De jongen trok het meisje aan haar trui, wilde haar wegtrekken. “Ik wil zien of ik hem ken, of het hun vader is.”
“Het is hun vader, ik zie het aan zijn broek”, zei het meisje, ze streek haar blonde haar naar achteren.
De jongen liet een tandeloze grijns zien, boog zich toen weer naar voren en stak zijn vingers opnieuw in de metalen gleuf.
“Er ligt ook bloed, allemaal bloed, maar het is bruin.”
“We moeten het vertellen”, zei het meisje, nadat de jongen zijn vingers uit de metalen gleuf had teruggetrokken en de klep weer met een zacht zangerig geluid was dichtgevallen.
Het voorjaarslicht viel door het hoge matglazen raam naar binnen en kleurde de traptreden het dichtst bij de muur lichter.

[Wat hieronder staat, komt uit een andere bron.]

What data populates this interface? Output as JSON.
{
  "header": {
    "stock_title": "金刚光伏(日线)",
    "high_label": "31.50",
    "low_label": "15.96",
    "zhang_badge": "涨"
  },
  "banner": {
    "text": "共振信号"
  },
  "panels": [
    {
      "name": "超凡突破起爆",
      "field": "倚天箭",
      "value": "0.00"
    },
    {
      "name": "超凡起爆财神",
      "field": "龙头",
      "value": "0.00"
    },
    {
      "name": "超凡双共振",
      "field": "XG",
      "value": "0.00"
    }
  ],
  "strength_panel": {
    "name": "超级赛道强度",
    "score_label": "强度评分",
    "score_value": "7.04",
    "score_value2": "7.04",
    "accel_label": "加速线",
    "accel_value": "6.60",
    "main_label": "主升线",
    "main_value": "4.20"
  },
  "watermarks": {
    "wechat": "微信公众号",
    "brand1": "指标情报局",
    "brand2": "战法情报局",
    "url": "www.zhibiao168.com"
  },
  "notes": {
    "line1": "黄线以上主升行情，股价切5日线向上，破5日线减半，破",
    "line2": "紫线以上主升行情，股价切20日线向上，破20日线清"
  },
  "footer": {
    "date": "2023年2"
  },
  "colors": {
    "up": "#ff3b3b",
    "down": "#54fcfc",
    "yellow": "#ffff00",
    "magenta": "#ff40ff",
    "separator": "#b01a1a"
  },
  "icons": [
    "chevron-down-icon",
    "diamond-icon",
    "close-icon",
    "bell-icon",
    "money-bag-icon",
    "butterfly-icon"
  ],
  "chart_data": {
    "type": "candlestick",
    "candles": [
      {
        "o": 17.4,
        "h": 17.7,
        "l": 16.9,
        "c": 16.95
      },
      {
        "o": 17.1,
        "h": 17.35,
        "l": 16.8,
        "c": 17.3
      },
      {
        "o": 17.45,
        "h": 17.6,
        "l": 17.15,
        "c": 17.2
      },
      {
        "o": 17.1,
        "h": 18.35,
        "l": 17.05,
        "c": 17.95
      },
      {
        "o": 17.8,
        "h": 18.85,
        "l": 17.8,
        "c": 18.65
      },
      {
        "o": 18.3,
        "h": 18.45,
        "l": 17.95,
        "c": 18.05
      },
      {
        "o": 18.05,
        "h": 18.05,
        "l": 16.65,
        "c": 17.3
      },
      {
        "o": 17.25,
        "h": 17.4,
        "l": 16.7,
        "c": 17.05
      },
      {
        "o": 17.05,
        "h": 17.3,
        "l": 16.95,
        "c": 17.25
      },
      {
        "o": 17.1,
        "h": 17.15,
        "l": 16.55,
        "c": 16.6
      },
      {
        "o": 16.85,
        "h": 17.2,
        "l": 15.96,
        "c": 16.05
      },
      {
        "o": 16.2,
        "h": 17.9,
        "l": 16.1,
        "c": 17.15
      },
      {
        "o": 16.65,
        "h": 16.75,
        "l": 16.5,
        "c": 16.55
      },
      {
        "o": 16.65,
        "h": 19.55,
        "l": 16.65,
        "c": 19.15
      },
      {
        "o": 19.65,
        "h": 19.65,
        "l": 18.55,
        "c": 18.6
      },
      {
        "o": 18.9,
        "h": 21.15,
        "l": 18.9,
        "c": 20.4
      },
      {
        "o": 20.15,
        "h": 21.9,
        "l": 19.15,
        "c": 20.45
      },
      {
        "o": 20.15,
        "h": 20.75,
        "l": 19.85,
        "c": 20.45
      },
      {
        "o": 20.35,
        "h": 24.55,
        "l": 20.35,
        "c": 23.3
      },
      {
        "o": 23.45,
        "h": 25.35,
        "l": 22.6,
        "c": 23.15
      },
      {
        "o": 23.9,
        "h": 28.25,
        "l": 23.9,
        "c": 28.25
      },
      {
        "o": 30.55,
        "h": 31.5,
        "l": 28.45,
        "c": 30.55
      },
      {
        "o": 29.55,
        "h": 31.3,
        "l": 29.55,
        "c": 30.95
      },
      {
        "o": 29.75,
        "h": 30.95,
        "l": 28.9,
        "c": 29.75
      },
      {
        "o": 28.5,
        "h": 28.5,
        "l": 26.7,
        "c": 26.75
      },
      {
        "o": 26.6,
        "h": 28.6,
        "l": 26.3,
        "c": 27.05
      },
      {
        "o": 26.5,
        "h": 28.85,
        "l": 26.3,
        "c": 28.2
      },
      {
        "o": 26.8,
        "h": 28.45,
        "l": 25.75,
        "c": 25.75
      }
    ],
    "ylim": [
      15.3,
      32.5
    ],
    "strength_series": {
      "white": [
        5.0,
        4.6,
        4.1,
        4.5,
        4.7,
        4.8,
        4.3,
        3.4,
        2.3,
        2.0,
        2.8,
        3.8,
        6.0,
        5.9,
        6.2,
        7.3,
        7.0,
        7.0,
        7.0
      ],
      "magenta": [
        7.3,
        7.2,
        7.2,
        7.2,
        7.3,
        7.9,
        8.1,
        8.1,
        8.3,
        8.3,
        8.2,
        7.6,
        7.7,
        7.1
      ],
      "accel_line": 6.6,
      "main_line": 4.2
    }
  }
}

“Misschien is het een geheim”, zei de jongen en hij bukte zich om nog een derde keer te kijken. Juist toen hij zijn vingers opnieuw door de brievenbus stak en de langwerpige mond van messing naar binnen duwde, begon in de flat de telefoon te rinkelen. De jongen trok zijn hand zo snel terug dat hij zich aan de scherpe metalen rand sneed en begon te bloeden.
Het meisje was al op weg naar beneden. “Was er iemand daarbinnen?” vroeg ze met een door tranen verstikte stem. “Probeerde iemand je soms te pakken?”